I received an email asking if I'd like to do another Germany military adventure. I knew in my gut I didn't want to, but asked Justin if he did. He said no. No surprise there- he's more of a homebody. I'm also tired of moving and if we could just stay here until I die that would be fine with me. I'm even fine just taking trips to the woods to go hiking and to the lakes for some paddling... I couldn't imagine a better life. Sometimes living quietly is an adventure in itself.

Last weekend we came upon the wreck of John Iredale, an occasion from 1906. What a glorious, majestic wreck it was- metal rising from the sand in a misty haze of fog. I kept taking photos, entranced by its beauty and the idea of a shipwreck. We are all shipwrecked here. Until we are not. The idea is to enjoy the time we are shipwrecked. Stuck on this earth without any particular reason why.

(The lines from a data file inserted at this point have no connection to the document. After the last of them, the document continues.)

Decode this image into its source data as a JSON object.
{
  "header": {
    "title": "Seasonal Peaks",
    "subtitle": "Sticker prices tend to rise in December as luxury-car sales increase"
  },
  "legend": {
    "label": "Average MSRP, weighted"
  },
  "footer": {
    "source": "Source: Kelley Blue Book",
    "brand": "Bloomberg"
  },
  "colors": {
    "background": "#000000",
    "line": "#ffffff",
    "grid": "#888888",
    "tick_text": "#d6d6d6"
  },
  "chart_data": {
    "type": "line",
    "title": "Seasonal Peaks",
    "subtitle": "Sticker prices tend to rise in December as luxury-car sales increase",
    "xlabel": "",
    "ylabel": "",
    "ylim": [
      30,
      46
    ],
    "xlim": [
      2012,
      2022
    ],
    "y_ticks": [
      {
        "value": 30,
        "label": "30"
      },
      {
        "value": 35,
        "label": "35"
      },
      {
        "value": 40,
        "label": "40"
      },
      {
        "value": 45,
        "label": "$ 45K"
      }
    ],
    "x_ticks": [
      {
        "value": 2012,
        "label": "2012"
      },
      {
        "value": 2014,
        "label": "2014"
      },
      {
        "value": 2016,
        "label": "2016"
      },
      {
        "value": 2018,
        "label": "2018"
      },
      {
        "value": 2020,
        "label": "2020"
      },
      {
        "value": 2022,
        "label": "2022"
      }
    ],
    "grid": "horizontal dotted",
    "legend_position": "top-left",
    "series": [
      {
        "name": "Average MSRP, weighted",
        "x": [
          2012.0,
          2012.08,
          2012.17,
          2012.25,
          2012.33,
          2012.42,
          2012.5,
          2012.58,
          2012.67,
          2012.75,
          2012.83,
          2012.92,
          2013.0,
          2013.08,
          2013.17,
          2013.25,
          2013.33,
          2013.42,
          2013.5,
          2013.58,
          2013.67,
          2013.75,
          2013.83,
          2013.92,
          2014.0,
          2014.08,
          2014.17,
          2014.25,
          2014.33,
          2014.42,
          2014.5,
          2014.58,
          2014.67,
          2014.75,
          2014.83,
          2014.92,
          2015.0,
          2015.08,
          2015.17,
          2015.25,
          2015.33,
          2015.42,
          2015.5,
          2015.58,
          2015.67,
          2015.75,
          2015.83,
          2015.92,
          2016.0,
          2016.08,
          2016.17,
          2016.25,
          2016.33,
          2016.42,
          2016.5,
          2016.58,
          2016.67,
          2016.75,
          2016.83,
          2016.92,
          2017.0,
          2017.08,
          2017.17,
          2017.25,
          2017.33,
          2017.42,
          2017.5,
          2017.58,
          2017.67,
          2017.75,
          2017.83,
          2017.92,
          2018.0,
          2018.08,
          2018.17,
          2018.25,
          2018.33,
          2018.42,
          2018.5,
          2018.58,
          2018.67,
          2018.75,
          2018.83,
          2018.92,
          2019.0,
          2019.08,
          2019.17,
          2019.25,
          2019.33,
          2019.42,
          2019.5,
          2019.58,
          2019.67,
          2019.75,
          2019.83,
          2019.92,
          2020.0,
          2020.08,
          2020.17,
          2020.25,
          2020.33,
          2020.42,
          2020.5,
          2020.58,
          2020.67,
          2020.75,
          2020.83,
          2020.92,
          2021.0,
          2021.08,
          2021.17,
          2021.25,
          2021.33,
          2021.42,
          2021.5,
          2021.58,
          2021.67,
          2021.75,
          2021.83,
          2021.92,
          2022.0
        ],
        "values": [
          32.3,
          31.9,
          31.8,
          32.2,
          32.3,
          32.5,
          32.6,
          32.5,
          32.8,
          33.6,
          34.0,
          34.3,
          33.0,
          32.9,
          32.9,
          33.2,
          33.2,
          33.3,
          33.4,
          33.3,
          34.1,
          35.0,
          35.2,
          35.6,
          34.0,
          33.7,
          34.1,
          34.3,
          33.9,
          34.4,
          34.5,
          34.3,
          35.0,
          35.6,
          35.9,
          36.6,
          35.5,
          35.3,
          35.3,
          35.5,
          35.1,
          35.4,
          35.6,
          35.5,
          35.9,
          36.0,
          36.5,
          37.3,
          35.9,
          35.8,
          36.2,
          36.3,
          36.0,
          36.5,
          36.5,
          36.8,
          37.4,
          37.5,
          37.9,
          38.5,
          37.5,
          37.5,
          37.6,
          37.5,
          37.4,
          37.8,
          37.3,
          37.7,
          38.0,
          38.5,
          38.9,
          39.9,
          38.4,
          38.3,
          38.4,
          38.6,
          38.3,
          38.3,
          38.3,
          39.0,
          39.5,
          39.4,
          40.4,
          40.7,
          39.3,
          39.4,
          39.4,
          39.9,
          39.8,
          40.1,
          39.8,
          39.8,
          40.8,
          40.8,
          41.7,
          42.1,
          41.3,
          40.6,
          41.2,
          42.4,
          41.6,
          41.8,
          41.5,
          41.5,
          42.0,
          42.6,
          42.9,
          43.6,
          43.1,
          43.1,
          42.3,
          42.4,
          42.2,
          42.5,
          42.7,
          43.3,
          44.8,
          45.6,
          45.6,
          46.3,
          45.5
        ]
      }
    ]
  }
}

Often I've wondered if I picked the wrong career. Lately I've felt it is as good as any. Knowing that I'm able to help some people every day. To give of myself a bit. To learn from my patients. To accept love from them also. More often I am giving but not always. And I'd say overall it's a positive thing in my life.

So these are small worries. And I am thankful.

Every day I think about my cousin's daughter, Kayleen. Every day I hope there is a miracle. Every day I can't figure out why there is so much cancer in this world. I wish I could take that away from her and make her into a normal third grader again. I don't know what it is like to lose your child at 9. I don't think anyone should know.

Forever, I've thought of age 34 as a marker. 34- when my dad died. Carrie is 34. I passed it. Molly is on her way. Now 34 seems so much older, so much luckier. Such a longer life. I mean, my dad got to have daughters and a wife and college graduation.

There is so much to be thankful for in this short, sweet life.